Large-value payment systems (LVPS) play a key role in the financial infrastructure, by discharging payment obligations between banks. The 1990s experienced a major transformation in the design of these systems: from deferred net settlement (DNS) systems, which settled only at the end of the day, to real-time gross settlement (RTGS) systems, which settle on a continuous basis. This revolution was largely due to the possibilities offered by information and communication technology and to the measures taken by central banks to reduce systemic risks in these systems. The Committee on Payment and Settlement Systems (CPSS) of the central banks of the Group of Ten countries reflected these changes by publishing in 1997 the report Real-time gross settlement systems.
The purpose of this report is to present the state-of-the-art in LVPS, taking stock of the developments which have taken place since the 1997 report. It is written so as to be free-standing and not require reference to previous reports. The central message of the report is that interbank payments today settle faster, with a lower amount of liquidity (mainly central bank money), and at a lower cost. Indeed, whereas the key achievements in the 1990s were speed and safety of payments, the focus since the turn of the century has been to reduce liquidity costs and to provide users with more flexible intraday liquidity management.
In parallel, new systems have emerged to meet an expanding demand for cross-border payments. The primary example is CLS (Continuous Linked Settlement), which was established to reduce credit risk in the settlement of foreign exchange transactions. Another example is the emergence of new infrastructures in countries where a foreign currency plays an important role. Standardised arrangements have been established that enable financial institutions to settle foreign currency transactions through a correspondent bank while using the same system design as the local RTGS system.
While certain trade-offs exist between achieving lower risks and achieving lower costs, recent developments in LVPS design allow more flexibility in addressing various risk and cost trade-offs than previously available in traditional architectures. Central banks on their side have continued to seek a balance between more stringent risk controls and the need for systems to be cost-efficient.
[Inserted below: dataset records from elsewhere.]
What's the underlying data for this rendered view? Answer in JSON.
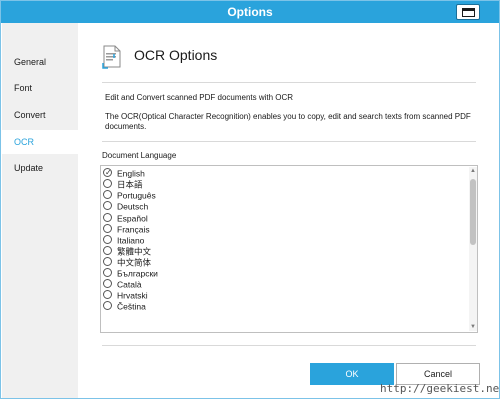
{
  "window": {
    "title": "Options"
  },
  "sidebar": {
    "items": [
      {
        "label": "General",
        "active": false
      },
      {
        "label": "Font",
        "active": false
      },
      {
        "label": "Convert",
        "active": false
      },
      {
        "label": "OCR",
        "active": true
      },
      {
        "label": "Update",
        "active": false
      }
    ]
  },
  "main": {
    "heading": "OCR Options",
    "description_line1": "Edit and Convert scanned PDF documents with OCR",
    "description_line2": "The OCR(Optical Character Recognition) enables you to copy, edit and search texts from scanned PDF documents.",
    "language_label": "Document Language",
    "languages": [
      {
        "name": "English",
        "checked": true
      },
      {
        "name": "日本語",
        "checked": false
      },
      {
        "name": "Português",
        "checked": false
      },
      {
        "name": "Deutsch",
        "checked": false
      },
      {
        "name": "Español",
        "checked": false
      },
      {
        "name": "Français",
        "checked": false
      },
      {
        "name": "Italiano",
        "checked": false
      },
      {
        "name": "繁體中文",
        "checked": false
      },
      {
        "name": "中文简体",
        "checked": false
      },
      {
        "name": "Български",
        "checked": false
      },
      {
        "name": "Català",
        "checked": false
      },
      {
        "name": "Hrvatski",
        "checked": false
      },
      {
        "name": "Čeština",
        "checked": false
      }
    ]
  },
  "footer": {
    "ok_label": "OK",
    "cancel_label": "Cancel"
  },
  "watermark": "http://geekiest.net",
  "colors": {
    "accent": "#2aa3dc",
    "sidebar_bg": "#f0f0f0"
  }
}
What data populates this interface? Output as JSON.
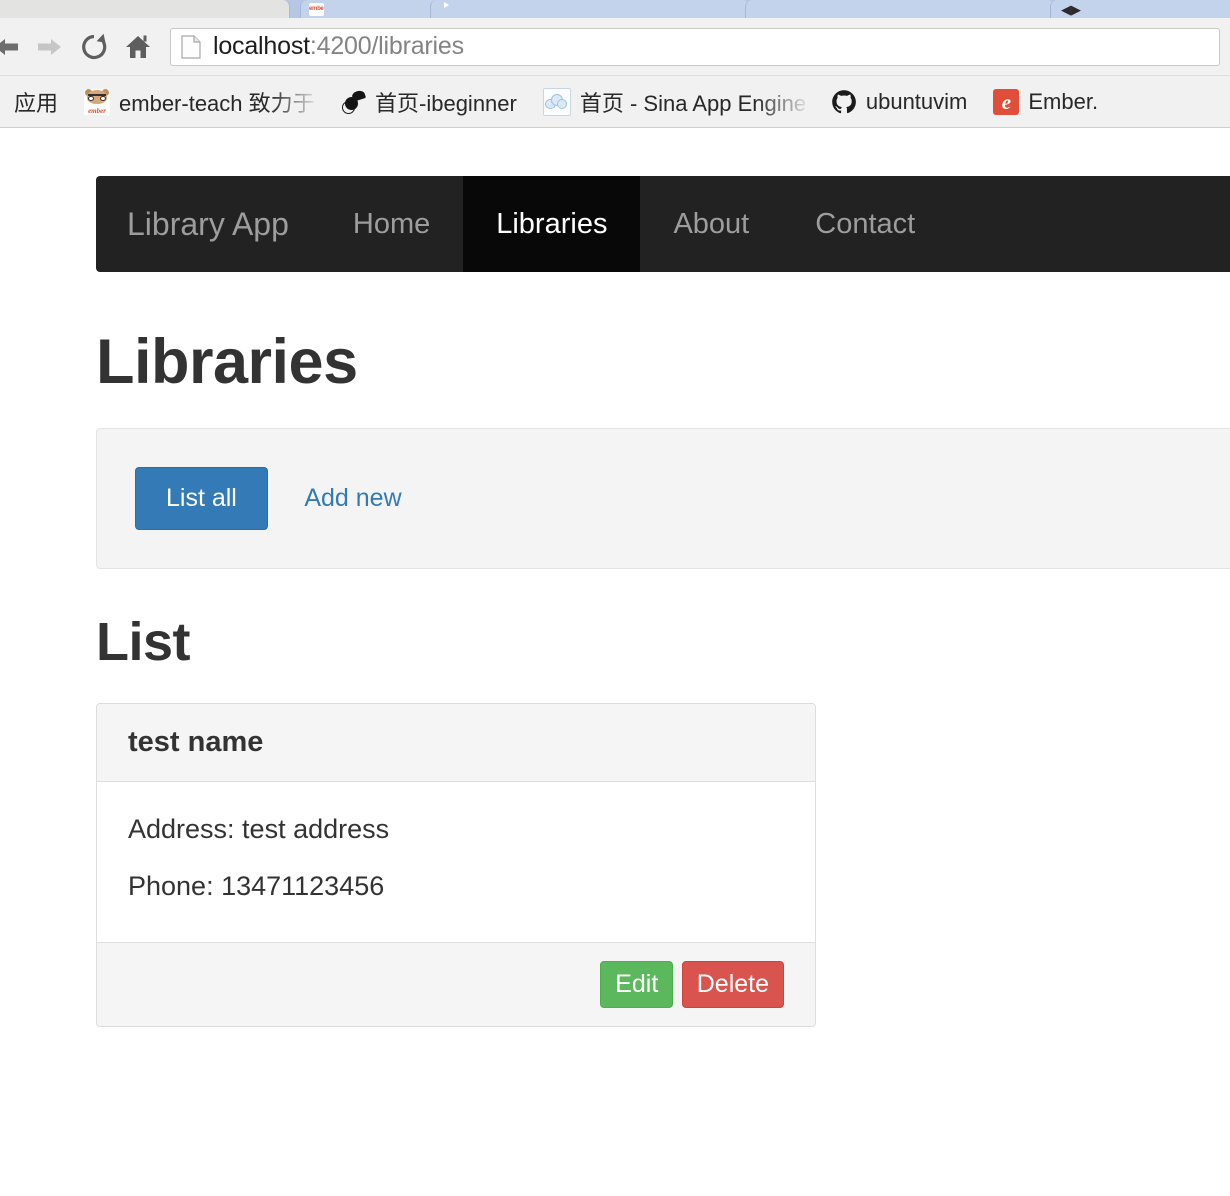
{
  "browser": {
    "toolbar": {
      "back_icon": "back-arrow-icon",
      "forward_icon": "forward-arrow-icon",
      "reload_icon": "reload-icon",
      "home_icon": "home-icon",
      "page_icon": "page-document-icon",
      "url_host": "localhost",
      "url_rest": ":4200/libraries",
      "url_full": "localhost:4200/libraries"
    },
    "tabs": [
      {
        "name": "active-tab",
        "favicon": "none",
        "state": "active"
      },
      {
        "name": "ember-tab",
        "favicon": "ember-icon",
        "state": "inactive"
      },
      {
        "name": "video-tab",
        "favicon": "youtube-icon",
        "state": "inactive"
      },
      {
        "name": "plain-tab",
        "favicon": "none",
        "state": "inactive"
      },
      {
        "name": "glyph-tab",
        "favicon": "arrows-glyph",
        "state": "inactive"
      }
    ],
    "bookmarks": [
      {
        "label": "应用",
        "icon": "apps-icon",
        "faded": false
      },
      {
        "label": "ember-teach 致力于打",
        "icon": "ember-teach-icon",
        "faded": true
      },
      {
        "label": "首页-ibeginner",
        "icon": "bird-icon",
        "faded": false
      },
      {
        "label": "首页 - Sina App Engine",
        "icon": "cloud-icon",
        "faded": true
      },
      {
        "label": "ubuntuvim",
        "icon": "github-icon",
        "faded": false
      },
      {
        "label": "Ember.",
        "icon": "ember-e-icon",
        "faded": false
      }
    ]
  },
  "page": {
    "navbar": {
      "brand": "Library App",
      "items": [
        {
          "label": "Home",
          "active": false
        },
        {
          "label": "Libraries",
          "active": true
        },
        {
          "label": "About",
          "active": false
        },
        {
          "label": "Contact",
          "active": false
        }
      ]
    },
    "page_title": "Libraries",
    "actions": {
      "list_all_label": "List all",
      "add_new_label": "Add new"
    },
    "list_section": {
      "heading": "List",
      "cards": [
        {
          "name": "test name",
          "address_label": "Address:",
          "address_value": "test address",
          "address_line": "Address: test address",
          "phone_label": "Phone:",
          "phone_value": "13471123456",
          "phone_line": "Phone: 13471123456",
          "edit_label": "Edit",
          "delete_label": "Delete"
        }
      ]
    }
  },
  "colors": {
    "navbar_bg": "#222222",
    "navbar_active_bg": "#080808",
    "primary": "#337ab7",
    "success": "#5cb85c",
    "danger": "#d9534f",
    "well_bg": "#f4f4f4",
    "panel_head_bg": "#f5f5f5",
    "text": "#333333"
  }
}
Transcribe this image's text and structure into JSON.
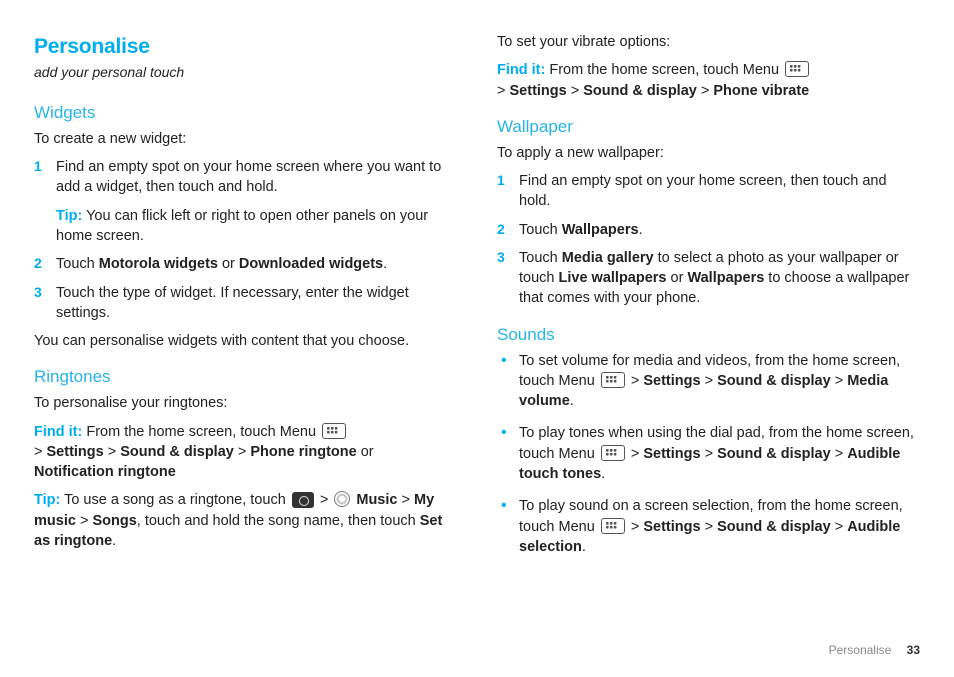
{
  "title": "Personalise",
  "subtitle": "add your personal touch",
  "widgets": {
    "heading": "Widgets",
    "intro": "To create a new widget:",
    "s1": "Find an empty spot on your home screen where you want to add a widget, then touch and hold.",
    "tip_label": "Tip:",
    "tip_text": " You can flick left or right to open other panels on your home screen.",
    "s2_a": "Touch ",
    "s2_b": "Motorola widgets",
    "s2_c": " or ",
    "s2_d": "Downloaded widgets",
    "s2_e": ".",
    "s3": "Touch the type of widget. If necessary, enter the widget settings.",
    "outro": "You can personalise widgets with content that you choose."
  },
  "ringtones": {
    "heading": "Ringtones",
    "intro": "To personalise your ringtones:",
    "findit_label": "Find it:",
    "findit_a": " From the home screen, touch Menu ",
    "path_gt": " > ",
    "p_settings": "Settings",
    "p_sd": "Sound & display",
    "p_pr": "Phone ringtone",
    "or": " or ",
    "p_nr": "Notification ringtone",
    "tip_label": "Tip:",
    "tip_a": " To use a song as a ringtone, touch ",
    "path_music": "Music",
    "path_mymusic": "My music",
    "path_songs": "Songs",
    "tip_b": ", touch and hold the song name, then touch ",
    "set_as": "Set as ringtone",
    "period": "."
  },
  "vibrate": {
    "intro": "To set your vibrate options:",
    "findit_label": "Find it:",
    "findit_a": " From the home screen, touch Menu ",
    "gt": " > ",
    "p_settings": "Settings",
    "p_sd": "Sound & display",
    "p_pv": "Phone vibrate"
  },
  "wallpaper": {
    "heading": "Wallpaper",
    "intro": "To apply a new wallpaper:",
    "s1": "Find an empty spot on your home screen, then touch and hold.",
    "s2_a": "Touch ",
    "s2_b": "Wallpapers",
    "s2_c": ".",
    "s3_a": "Touch ",
    "s3_b": "Media gallery",
    "s3_c": " to select a photo as your wallpaper or touch ",
    "s3_d": "Live wallpapers",
    "s3_e": " or ",
    "s3_f": "Wallpapers",
    "s3_g": " to choose a wallpaper that comes with your phone."
  },
  "sounds": {
    "heading": "Sounds",
    "b1_a": "To set volume for media and videos, from the home screen, touch Menu ",
    "gt": " > ",
    "p_settings": "Settings",
    "p_sd": "Sound & display",
    "p_mv": "Media volume",
    "period": ".",
    "b2_a": "To play tones when using the dial pad, from the home screen, touch Menu ",
    "p_att": "Audible touch tones",
    "b3_a": "To play sound on a screen selection, from the home screen, touch Menu ",
    "p_as": "Audible selection"
  },
  "footer": {
    "section": "Personalise",
    "page": "33"
  }
}
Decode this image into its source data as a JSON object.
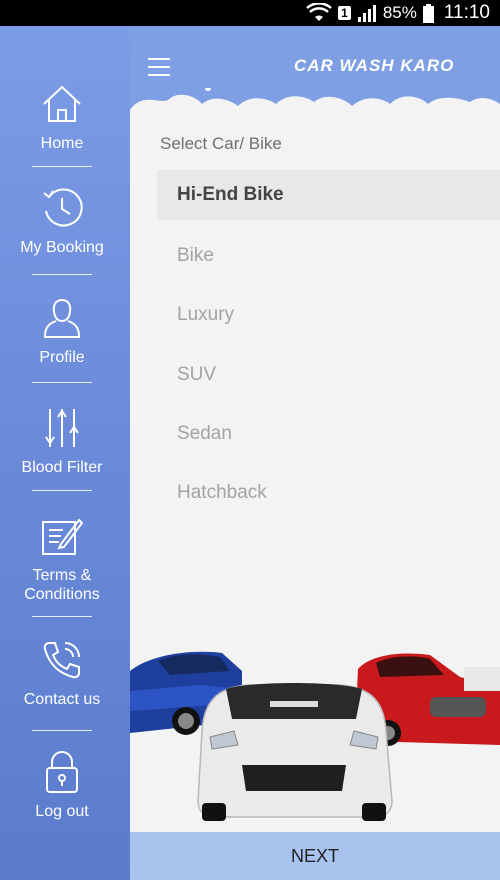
{
  "status_bar": {
    "battery": "85%",
    "time": "11:10",
    "sim_slot": "1"
  },
  "header": {
    "brand": "CAR WASH KARO"
  },
  "drawer": {
    "items": [
      {
        "label": "Home",
        "icon": "home-icon"
      },
      {
        "label": "My Booking",
        "icon": "history-icon"
      },
      {
        "label": "Profile",
        "icon": "user-icon"
      },
      {
        "label": "Blood Filter",
        "icon": "filter-sliders-icon"
      },
      {
        "label": "Terms &\nConditions",
        "icon": "document-edit-icon"
      },
      {
        "label": "Contact us",
        "icon": "phone-icon"
      },
      {
        "label": "Log out",
        "icon": "lock-icon"
      }
    ]
  },
  "main": {
    "select_title": "Select Car/ Bike",
    "options": [
      {
        "label": "Hi-End Bike",
        "selected": true
      },
      {
        "label": "Bike",
        "selected": false
      },
      {
        "label": "Luxury",
        "selected": false
      },
      {
        "label": "SUV",
        "selected": false
      },
      {
        "label": "Sedan",
        "selected": false
      },
      {
        "label": "Hatchback",
        "selected": false
      }
    ],
    "next_label": "NEXT"
  },
  "colors": {
    "drawer_top": "#7d9ce6",
    "drawer_bottom": "#5b7bcd",
    "header": "#7e9fe3",
    "next_button": "#a9c3ef"
  }
}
The analysis in this report shows that the complexity of trade-offs between risks and costs implies a wide range of possibilities for the design of an LVPS. There is therefore no single solution fitting all markets and all participants' preferences. Hence, the report does not prescribe the adoption of any specific feature or design element introduced in a given LVPS in the CPSS countries. It is the responsibility of the owner of each LVPS to come up with the design that best fits the users' needs and achieve an optimal balance of risks and costs, while still meeting the relevant policy objectives.
The Committee set up a working group to analyse the new developments in LVPS and their implications for risks and costs. The CPSS is very grateful to the members of the working group, its chairman, Daniel Heller of the Swiss National Bank, and the CPSS secretariat at the BIS for their excellent work in preparing this report.